Use Cauchy-Schwarz's inequality we have:

\(L.H.S=\dfrac{1}{\dfrac{1}{a}+\dfrac{1}{b}}+\dfrac{1}{\dfrac{1}{b}+\dfrac{1}{c}}+\dfrac{1}{\dfrac{1}{c}+\dfrac{1}{a}}\)

\(=\dfrac{1}{\dfrac{a+b}{ab}}+\dfrac{1}{\dfrac{b+c}{bc}}+\dfrac{1}{\dfrac{c+a}{ca}}\)

\(=\dfrac{ab}{a+b}+\dfrac{ac}{a+c}+\dfrac{bc}{b+c}\)
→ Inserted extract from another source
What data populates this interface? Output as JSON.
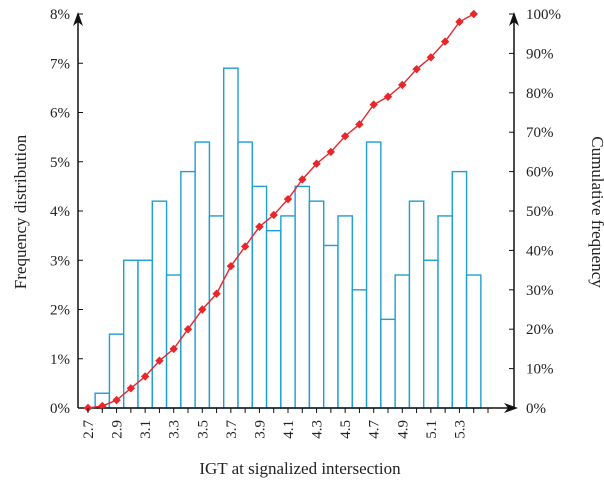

\(=a+b+c-\left(\dfrac{a^2}{a+b}+\dfrac{b^2}{b+c}+\dfrac{c^2}{c+a}\right)\)

\(\le a+b+c-\dfrac{\left(a+b+c\right)^2}{2\left(a+b+c\right)}\)

\(=a+b+c-\dfrac{a+b+c}{2}=\dfrac{a+b+c}{2}=R.H.S\)

When \(a=b=c\)

:( another way 

We going to prove this inequality : \(\dfrac{1}{a}+\dfrac{1}{b}\ge\dfrac{4}{a+b}\)

<=> \(\dfrac{a+b}{ab}\ge\dfrac{4}{a+b}\)

<=> \(\left(a+b\right)^2\ge4ab\)

<=> \(a^2+2ab+b^2\ge4ab\)

<=> \(a^2-2ab+b^2\ge0\) 

<=> \(\left(a-b\right)^2\ge0\) (it's true)

So that : 

\(\dfrac{1}{\dfrac{1}{a}+\dfrac{1}{b}}+\dfrac{1}{\dfrac{1}{b}+\dfrac{1}{c}}+\dfrac{1}{\dfrac{1}{c}+\dfrac{1}{a}}\le\dfrac{1}{\dfrac{4}{a+b}}+\dfrac{1}{\dfrac{4}{b+c}}+\dfrac{1}{\dfrac{4}{c+a}}\)

\(..............\le\dfrac{a+b}{4}+\dfrac{b+c}{4}+\dfrac{c+a}{4}=\dfrac{2\left(a+b+c\right)}{4}=\dfrac{a+b+c}{2}\)

When a = b = c